Every now and then one finds a phrase, or perhaps a whole sentence, that is so terribly good, so smack on the money, that one wishes one had written it oneself. (Actually, this happens to me all the time. Sometimes I think it is admiration of another writer’s talent and humility at the scope of my own; other times I suspect it of being a species of envy. The observation doesn’t do much good in either case—a virtue observed is apt to become a vice. It’s tempting to go further and say, not quite truly, that the mere act of self-observation can be vicious. But this, as the parentheses show, is a topic for another post.)

Sometimes, however, one finds not merely a sentence or two that strikes the ear and the mind, but a whole essay—even a book. Ronald Knox’s Retreat for Lay People is such a book. I picked it up last month in response to a bit of prodding from my spiritual director. (I really am lazy about the most important things in life—observe, an indirect boast—cf. Bingley v. Darcy—intellectual pride? . . . humility at recognizing pride . . . never-ending spiral . . . Screwtape alert!)

I had read Knox’s Retreat before, but so long ago that most of it was deliciously fresh—though here and there I did come across an idea which I met with a Lewisian “What, you too?”—before realizing that probably I had only “thought of it too” because I had picked it up from Knox during the previous reading. But there was one idea which I am quite sure I did not remember, which I must have simply and shamefully skimmed over the first time round. I am fairly sure I did not remember it because, far from being one of those things that have become a familiar part of my mental wall tapestry, it was something that I had only begun to think about in the past few days—one of those slow-churning semi-intellectual resolutions that usually come out of extended mental frustration or turmoil.

Knox talks about the difference between the worldview of the medieval Christian and that of the modern. “To put it roughly, a Christian of the first seventeen centuries saw the dead heretic as probably in hell, a modern Christian sees the dead heretic as probably in heaven. . . . To convert the heretic, or even the honest unbeliever, is no longer for us the Now-or-never affair it used to be.” Knox concludes with sad, pragmatic honesty, that the modern worldview is a “danger to your faith and mine . . . [not to] our theological faith . . . but [to] the spirit of faith in us. . . . We’re like the poor, wretched Government trying to make people work without appealing to the profit-motive—we’ve got to foster zeal in our own lives without appealing to the hell-motive; we’ve got to want the postman and the girl at the tobacconist’s to become Catholics without the conviction that if they die Protestants they’ll be damned. The sense of urgency which is lost to us, now that we’ve all become so broad-minded, has got to be replaced by a sense of urgency based on some other motive; where are we going to get it from?

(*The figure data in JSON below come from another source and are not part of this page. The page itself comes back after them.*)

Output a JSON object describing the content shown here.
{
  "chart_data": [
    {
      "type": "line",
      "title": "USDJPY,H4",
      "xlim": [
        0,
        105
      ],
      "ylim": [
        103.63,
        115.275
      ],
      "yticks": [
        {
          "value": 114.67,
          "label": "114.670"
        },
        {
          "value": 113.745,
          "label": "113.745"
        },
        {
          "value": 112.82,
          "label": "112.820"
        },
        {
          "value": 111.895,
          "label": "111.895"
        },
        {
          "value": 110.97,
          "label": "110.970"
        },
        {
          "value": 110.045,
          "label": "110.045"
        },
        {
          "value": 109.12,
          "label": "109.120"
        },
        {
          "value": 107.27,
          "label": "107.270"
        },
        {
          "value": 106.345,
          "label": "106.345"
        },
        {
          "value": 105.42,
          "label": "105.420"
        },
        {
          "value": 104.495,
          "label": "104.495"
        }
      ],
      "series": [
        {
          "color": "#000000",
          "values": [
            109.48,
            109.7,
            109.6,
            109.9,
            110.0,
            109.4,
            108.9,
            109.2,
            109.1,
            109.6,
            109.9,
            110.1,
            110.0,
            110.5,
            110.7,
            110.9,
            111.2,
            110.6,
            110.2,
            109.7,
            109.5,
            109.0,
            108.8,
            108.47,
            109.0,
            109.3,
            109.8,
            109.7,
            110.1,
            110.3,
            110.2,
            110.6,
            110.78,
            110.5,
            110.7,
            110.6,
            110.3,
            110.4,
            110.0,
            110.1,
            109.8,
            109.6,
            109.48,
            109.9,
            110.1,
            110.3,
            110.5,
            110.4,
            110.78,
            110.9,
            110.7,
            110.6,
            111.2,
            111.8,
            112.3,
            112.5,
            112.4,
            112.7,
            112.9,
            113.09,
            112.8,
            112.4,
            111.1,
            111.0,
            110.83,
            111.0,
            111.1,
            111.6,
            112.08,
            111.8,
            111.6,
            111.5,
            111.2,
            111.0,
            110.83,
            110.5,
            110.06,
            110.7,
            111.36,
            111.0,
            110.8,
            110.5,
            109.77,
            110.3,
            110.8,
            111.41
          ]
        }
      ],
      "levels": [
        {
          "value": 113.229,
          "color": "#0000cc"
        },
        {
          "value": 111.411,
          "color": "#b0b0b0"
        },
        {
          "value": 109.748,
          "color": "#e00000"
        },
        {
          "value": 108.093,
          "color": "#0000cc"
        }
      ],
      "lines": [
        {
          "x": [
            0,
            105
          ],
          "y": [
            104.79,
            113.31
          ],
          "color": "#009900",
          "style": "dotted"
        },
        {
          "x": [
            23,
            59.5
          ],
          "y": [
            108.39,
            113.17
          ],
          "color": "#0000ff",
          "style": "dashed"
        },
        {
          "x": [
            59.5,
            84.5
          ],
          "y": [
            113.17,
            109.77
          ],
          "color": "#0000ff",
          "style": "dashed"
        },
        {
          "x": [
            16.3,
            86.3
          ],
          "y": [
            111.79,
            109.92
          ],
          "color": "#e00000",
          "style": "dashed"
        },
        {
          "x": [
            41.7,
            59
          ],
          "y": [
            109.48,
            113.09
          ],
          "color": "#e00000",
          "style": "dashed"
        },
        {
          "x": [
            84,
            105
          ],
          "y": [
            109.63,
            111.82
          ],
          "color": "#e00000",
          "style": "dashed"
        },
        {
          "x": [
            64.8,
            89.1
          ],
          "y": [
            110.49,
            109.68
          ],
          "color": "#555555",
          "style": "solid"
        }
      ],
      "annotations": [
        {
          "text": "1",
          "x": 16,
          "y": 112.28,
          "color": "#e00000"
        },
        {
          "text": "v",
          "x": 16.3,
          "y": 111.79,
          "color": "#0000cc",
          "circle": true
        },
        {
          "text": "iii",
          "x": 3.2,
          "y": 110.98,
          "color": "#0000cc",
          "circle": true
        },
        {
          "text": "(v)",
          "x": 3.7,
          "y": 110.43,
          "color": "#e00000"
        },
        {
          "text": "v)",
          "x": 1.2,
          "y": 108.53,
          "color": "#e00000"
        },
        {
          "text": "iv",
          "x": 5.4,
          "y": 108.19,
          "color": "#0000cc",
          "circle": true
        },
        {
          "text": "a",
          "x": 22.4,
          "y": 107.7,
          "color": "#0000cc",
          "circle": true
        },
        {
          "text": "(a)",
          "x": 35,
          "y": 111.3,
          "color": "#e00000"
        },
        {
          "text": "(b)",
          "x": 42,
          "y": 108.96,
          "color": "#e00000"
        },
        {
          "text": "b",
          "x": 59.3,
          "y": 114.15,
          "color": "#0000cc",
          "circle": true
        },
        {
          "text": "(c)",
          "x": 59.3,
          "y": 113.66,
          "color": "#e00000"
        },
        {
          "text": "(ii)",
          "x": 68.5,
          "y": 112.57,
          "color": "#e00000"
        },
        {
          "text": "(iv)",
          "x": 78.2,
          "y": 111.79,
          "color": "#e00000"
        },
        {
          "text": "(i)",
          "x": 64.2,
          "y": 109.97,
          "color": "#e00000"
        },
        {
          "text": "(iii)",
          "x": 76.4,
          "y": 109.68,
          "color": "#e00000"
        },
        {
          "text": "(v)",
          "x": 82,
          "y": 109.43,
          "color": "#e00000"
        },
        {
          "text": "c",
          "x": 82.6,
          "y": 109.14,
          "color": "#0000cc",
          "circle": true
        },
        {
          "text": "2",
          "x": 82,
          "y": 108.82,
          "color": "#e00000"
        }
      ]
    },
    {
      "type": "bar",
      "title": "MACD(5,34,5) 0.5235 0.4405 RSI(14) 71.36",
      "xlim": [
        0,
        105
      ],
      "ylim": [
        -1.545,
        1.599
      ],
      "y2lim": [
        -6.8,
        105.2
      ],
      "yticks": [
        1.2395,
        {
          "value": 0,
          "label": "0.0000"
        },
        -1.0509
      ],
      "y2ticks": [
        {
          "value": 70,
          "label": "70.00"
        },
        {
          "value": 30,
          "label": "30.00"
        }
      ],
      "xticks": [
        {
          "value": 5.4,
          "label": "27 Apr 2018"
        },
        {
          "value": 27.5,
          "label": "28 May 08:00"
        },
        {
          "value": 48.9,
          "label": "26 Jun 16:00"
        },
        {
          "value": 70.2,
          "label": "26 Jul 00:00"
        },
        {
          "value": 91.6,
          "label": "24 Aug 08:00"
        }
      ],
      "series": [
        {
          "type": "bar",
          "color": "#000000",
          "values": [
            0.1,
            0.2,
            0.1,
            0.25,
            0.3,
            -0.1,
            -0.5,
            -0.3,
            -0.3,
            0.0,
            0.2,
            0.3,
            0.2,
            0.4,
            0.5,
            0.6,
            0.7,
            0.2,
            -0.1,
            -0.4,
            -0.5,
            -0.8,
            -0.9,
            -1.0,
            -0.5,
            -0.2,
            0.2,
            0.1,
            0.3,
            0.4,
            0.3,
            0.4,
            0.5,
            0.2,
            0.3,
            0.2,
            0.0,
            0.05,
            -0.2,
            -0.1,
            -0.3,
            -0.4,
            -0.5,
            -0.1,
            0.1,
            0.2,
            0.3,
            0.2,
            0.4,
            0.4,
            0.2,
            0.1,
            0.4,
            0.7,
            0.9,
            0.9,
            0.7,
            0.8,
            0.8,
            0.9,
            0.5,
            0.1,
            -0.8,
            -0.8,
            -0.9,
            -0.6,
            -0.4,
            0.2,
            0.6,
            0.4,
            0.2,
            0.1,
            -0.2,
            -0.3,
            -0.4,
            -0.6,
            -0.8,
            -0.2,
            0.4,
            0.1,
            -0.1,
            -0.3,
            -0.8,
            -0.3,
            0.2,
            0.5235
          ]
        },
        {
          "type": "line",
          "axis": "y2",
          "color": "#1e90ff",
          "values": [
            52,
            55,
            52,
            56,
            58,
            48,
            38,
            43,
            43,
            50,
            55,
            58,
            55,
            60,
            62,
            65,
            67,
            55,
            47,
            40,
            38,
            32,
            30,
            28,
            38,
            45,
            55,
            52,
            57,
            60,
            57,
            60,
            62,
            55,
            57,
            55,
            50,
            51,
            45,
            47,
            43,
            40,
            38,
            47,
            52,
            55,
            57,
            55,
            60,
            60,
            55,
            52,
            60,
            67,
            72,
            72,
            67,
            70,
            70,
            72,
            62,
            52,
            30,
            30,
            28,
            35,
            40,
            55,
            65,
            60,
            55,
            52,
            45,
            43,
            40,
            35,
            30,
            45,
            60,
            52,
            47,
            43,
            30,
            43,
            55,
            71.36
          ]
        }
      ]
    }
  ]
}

“I think we’ve got to ask Almighty God to give us more love, much more love, of his truth for its own sake. Loving the truth isn’t the same thing as arguing about it; when we argue, we are so bent on getting the other person to see our point of view that we hardly mind whether it is true or not; we become advocates. Loving the truth isn’t the same thing as preaching it or writing about it; when we preach it or write about it we are too much concerned with making it clear, with getting it across, to appreciate it in its own nature. Loving the truth isn’t even the same thing as studying it, or meditating on it; when we study it, we are out to master it; when we meditate about it, we are using it as a lever which will help us to get a move on with the business of our own souls. No, we have got to love the truth with a jealous, consuming love that can’t rest satisfied until it has won the allegiance of every sane man and woman on God’s earth. And we don’t, very often, love it like that. We are God’s spoiled children; his truth drops into your lap like a ripe fruit—Open thy mouth wide, he says, and I will fill it. There is a sense, you know, in which the false thinkers of to-day love truth better than Christian do. Their fancied truth is something they have earned by their own labours, and they appreciate it more than we appreciate the real truth which has dropped into our laps.

“The truth of which we are speaking is not a set of abstract propositions, however august. We are to love the truth as it is in Christ; he himself is truth incarnate, and we call upon every human mind to surrender to his service. Every human mind, and our own minds first; but it must be a real intellectual surrender. We are to preach the gospel, not as a mere recipe which we have tried and found useful, not as a mere pattern of living which we have learned to admire, but as truth, which has a right to be told; which would still have to be told, even if no heaven beckoned from above, no hell yawned beneath us. If we really loved the truth, then perhaps it would bite deeper into our minds, become realized and operative, not a mere set of formulas, which we accept with a shrug of the shoulders. And then perhaps we should recapture that spirit of faith, in which the men who went before us moved the world.”